Mrs. William H. (Frances W.) Simmons, a citizen of Springfield, TN and the organizing Regent of Charlotte Reeves Robertson Chapter of Daughters of the American Revolution was Dr. Walton’s great-granddaughter. The DAR chapter was organized October 29, 1927, some 146 years after Martin Walton’s service to America. In October 1933 Mrs.
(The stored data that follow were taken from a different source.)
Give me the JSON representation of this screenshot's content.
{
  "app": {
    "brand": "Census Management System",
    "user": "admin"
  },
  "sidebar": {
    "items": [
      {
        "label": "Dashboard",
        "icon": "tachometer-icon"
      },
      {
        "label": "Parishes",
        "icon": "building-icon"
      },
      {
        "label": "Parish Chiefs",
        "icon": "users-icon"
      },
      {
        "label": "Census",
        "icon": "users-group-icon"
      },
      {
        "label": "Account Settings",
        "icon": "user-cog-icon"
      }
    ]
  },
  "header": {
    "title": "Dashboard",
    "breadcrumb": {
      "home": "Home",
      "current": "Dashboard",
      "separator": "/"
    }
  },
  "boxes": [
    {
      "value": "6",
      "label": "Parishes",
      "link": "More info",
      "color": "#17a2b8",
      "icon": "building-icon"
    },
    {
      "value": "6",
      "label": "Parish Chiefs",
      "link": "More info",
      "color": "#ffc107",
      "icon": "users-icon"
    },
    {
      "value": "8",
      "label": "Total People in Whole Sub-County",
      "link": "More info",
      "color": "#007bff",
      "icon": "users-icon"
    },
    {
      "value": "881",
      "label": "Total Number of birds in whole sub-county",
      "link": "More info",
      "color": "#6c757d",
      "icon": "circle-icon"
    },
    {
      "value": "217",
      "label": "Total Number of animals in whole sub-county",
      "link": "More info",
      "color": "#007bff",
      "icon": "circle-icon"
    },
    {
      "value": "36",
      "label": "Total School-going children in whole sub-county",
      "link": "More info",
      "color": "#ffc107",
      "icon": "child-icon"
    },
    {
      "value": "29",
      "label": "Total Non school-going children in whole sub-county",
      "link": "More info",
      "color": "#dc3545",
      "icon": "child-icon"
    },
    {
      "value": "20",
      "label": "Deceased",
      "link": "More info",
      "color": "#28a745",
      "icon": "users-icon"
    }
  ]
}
Simmons helped to honor this local pioneer patriot, when handsome markers erected to his memory were unveiled at his gravesite.

I was interested to learn about Great-Uncle Martin.  I have other ancestors (on my mother’s side) who lived in neighboring Overton County, Tennessee, at the same time that Martin was building his home and career in Robertson County.  In addition, I have family in Nashville and some surrounding areas.  My husband Tim’s brother Warren did his residency at Vanderbilt Hospital in Nashville and spent the rest of his life in Nashville and nearby Murfreesboro, Tennessee.  We visited his home often for family reunions he and his wife Beverly hosted for 15 or more years.  Beverly died in 2019, and Warren passed away on January 1 of this year.

And although Geni didn’t support the connection through the Walton family to Andrew Jackson, it does suggest another link, as you see here:

I’m not going to spend any time on this proposed connection; it goes way too far back to be provable.  As an example – Margaret Coningsby, in the middle of this chart, was purportedly born in 1490, although the profile provides no documents to support her profile.